Abstract

X-ray crystallography has been central in determining structure-function relationships for biomacromolecules, such as nucleic acids and proteins, leading to a greater understanding of biochemical processes. The major barriers to nucleic acid structure determination by X-ray crystallography are the processes of crystallization and phasing. One strategy to overcome the latter challenge involves replacement of oxygen with selenium in a nucleotide. In the past two decades, selenium has been incorporated into oligonucleotides at many different sites, each with their specific advantages and limitations. Preparation of selenium modified nucleic acids often requires the multi-step synthesis of specialized phosphoramidites incorporated into oligonucleotides by solid-phase synthesis. It would be desirable to simplify the synthetic process to prepare these selenium containing oligonucleotides, which may result in their greater accessibility for crystallographers engaged in the determination of high resolution structural studies of nucleic acid structures.
In one approach, a simplified, greener and more versatile methodology to incorporate selenium into a solid support-bound oligonucleotide at the O-4 position of thymidine was explored.
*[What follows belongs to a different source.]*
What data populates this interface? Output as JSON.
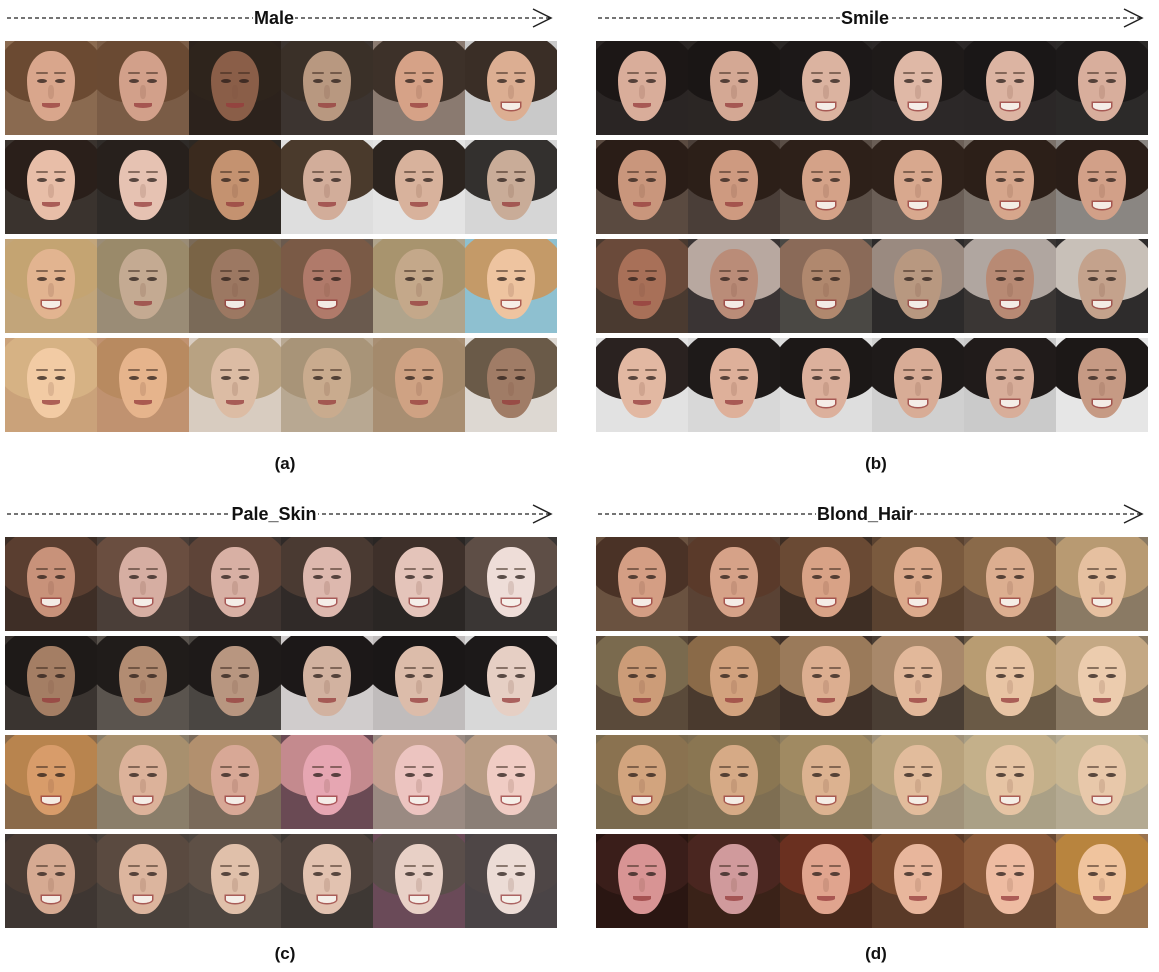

A range of reaction and deprotection conditions were evaluated, with promise of this approach demonstrated when selenium incorporation was attempted at a 5’-end residue of an oligonucleotide, followed by deprotection using a sterically hindered base. Another approach investigated the preparation of an oligonucleotide with 2’-deoxy-6-selenoinosine, a derivative of interest which was inspired by the base pairing properties of 2’-deoxyinsoine towards other nucleobases. In the isolation and purification of this oligonucleotide, it was observed that the major product obtained was a non-complementary homodimer oligonucleotide connected by an interstrand diselenide bridge. Conditions to remove this cross-link were evaluated and expand the potential of selenium modified nucleic acids beyond X-ray crystallography for applications as a responsive nanomaterial.